For the project in Cyberjaya, Hatten Land will make the relevant announcements if there are any material changes or updates to the plans, he said.
The 10.2-hectare project was to be Hatten Land’s maiden venture into medical tourism. It was set to feature residential, retail, office, and hospitality components, including a hospital.
The project had been targeted to launch late last year.
Hatten Land’s current development portfolio comprises Hatten City Phases 1 and 2, Harbour City, Satori, Unicity, Vedro by the River retail mall, and the project in Cyberjaya. These developments combined are valued at about RM10 billion.
Tan said that Harbour City, which is being developed on the reclaimed island of Pulau Melaka, fronting the Malacca Straits, is moving ahead despite an on-going legal dispute with the contractor.
“It was disclosed in May 2020 that there is a legal dispute with the contractor. The contractor’s claim is without merit and they are in substantive breach of the agreement. We are in the process of evaluating new contractors for this development, and focusing on the construction schedule as planned,” he said.
The RM849 million Harbour City comprises the Harbour City Mall, with 1,831 shops; an indoor and outdoor theme park; and four service suite blocks.
It had been reported that the Harbour City development would be completed in phases from the second half of 2019 to sometime this year.
Focus on selling inventories this year
Tan said Hatten Land is focusing on selling the remaining units in Hatten City Phase 1 and Phase 2.
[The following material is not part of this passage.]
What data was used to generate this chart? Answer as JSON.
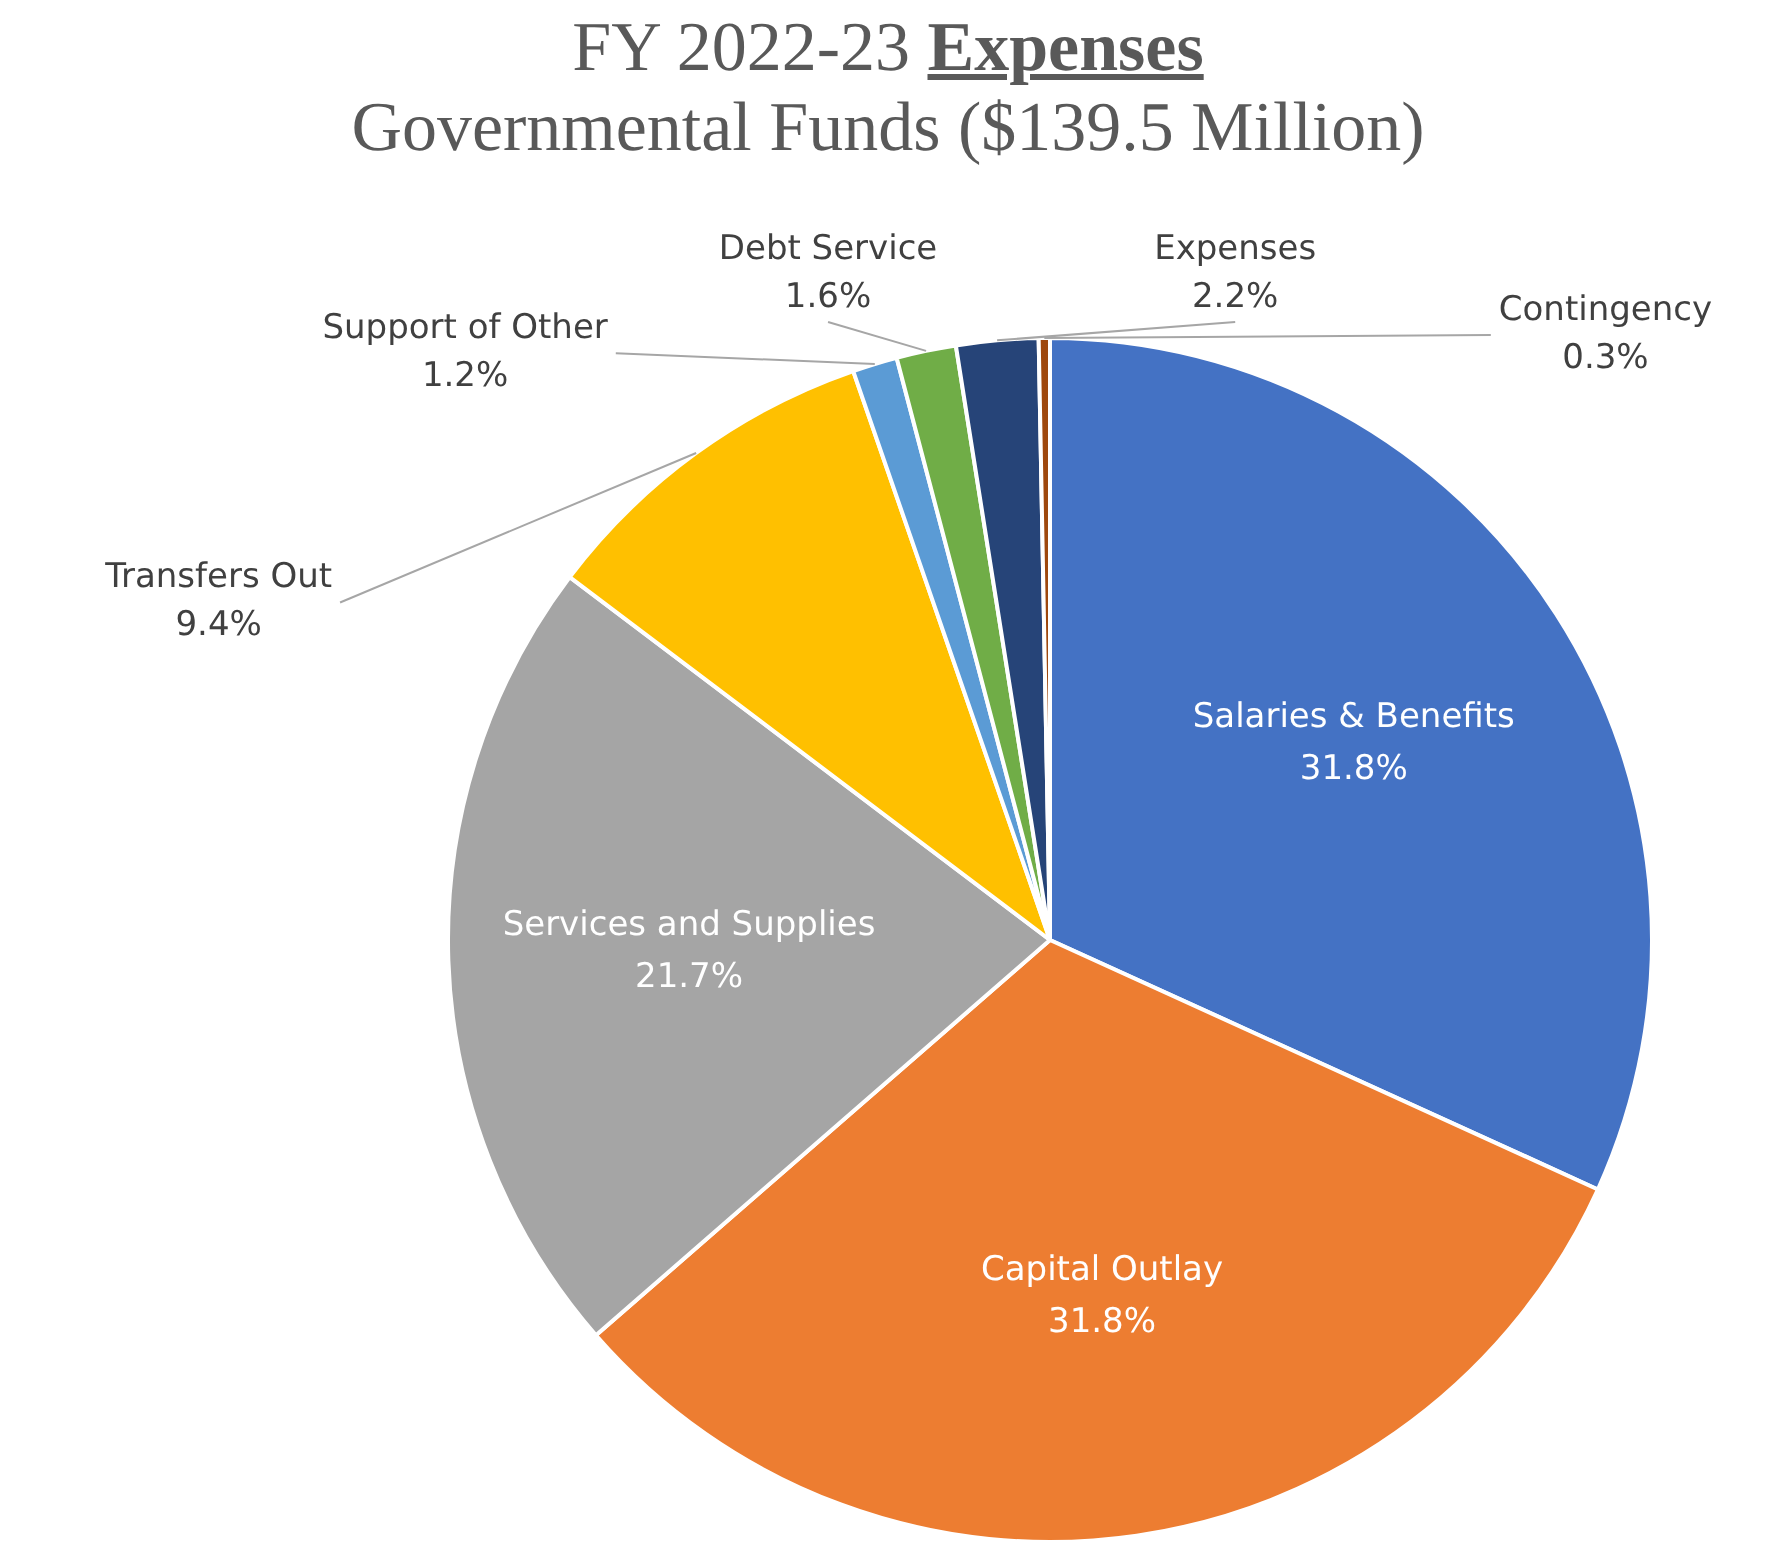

Phase 1, with a gross development value (GDV) of RM628 million, was completed in 2016. Within the complex are Elements Mall, with 1,530 strata shops; SilverScape Residences (745 units); Hatten Suites/Serviced Apartments (589 units); and the 277-room DoubleTree by Hilton managed by Hilton Worldwide.
Hatten Land’s subsidiary MDSA Resources Sdn Bhd has sold about 83 per cent of the total 2,580 units developed in Phase 1 as at March 31, 2020.
Phase 2 was scheduled for full completion in the second half of 2017 but it only finished in 2018. Phase 2, worth RM363 million comprises Imperio Mall, with 786 shops; and Imperio Residences (950 units).
Another subsidiary of Hatten Land, MDSA Ventures Sdn Bhd has sold some 79.5 per cent of the 1,734 units in Phase 2.
“As a developer, it is always a plan on selling down the inventories. We will work with agencies to continue to sell down the inventories,” said Tan.
Hatten Land’s cash and bank balances stood at RM105.6 million as at December 31, 2018, while total borrowings were RM500.6 million.
As at March 31, 2020, Hatten Land had net assets and net current assets of RM370 million and RM307 million respectively.
Also, the group has about RM1.3 billion of unsold completed properties.
Tan said these assets can be monetised through collection and sales to generate cash flow for the group.
According to Tan, most of Hatten Land’s repayment obligations for borrowings have been extended and this has allowed the group to channel its cashflow for operation purposes.
He said Hatten Land has also implemented various initiatives to manage and/or reduce its operating costs such as salary adjustments and reduction of non-essential expenses.
This will allow Hatten Land to manage its expenditure in line with its cash flow, he said.
When asked if Hatten Land plans to dispose of its hotels in Melaka to generate additional cash flow for the group, Tan said: “For the Hatten group, we are always exploring opportunities to unlock value within our property portfolio.”
Hatten has four hotels in Melaka, with 3,000 rooms.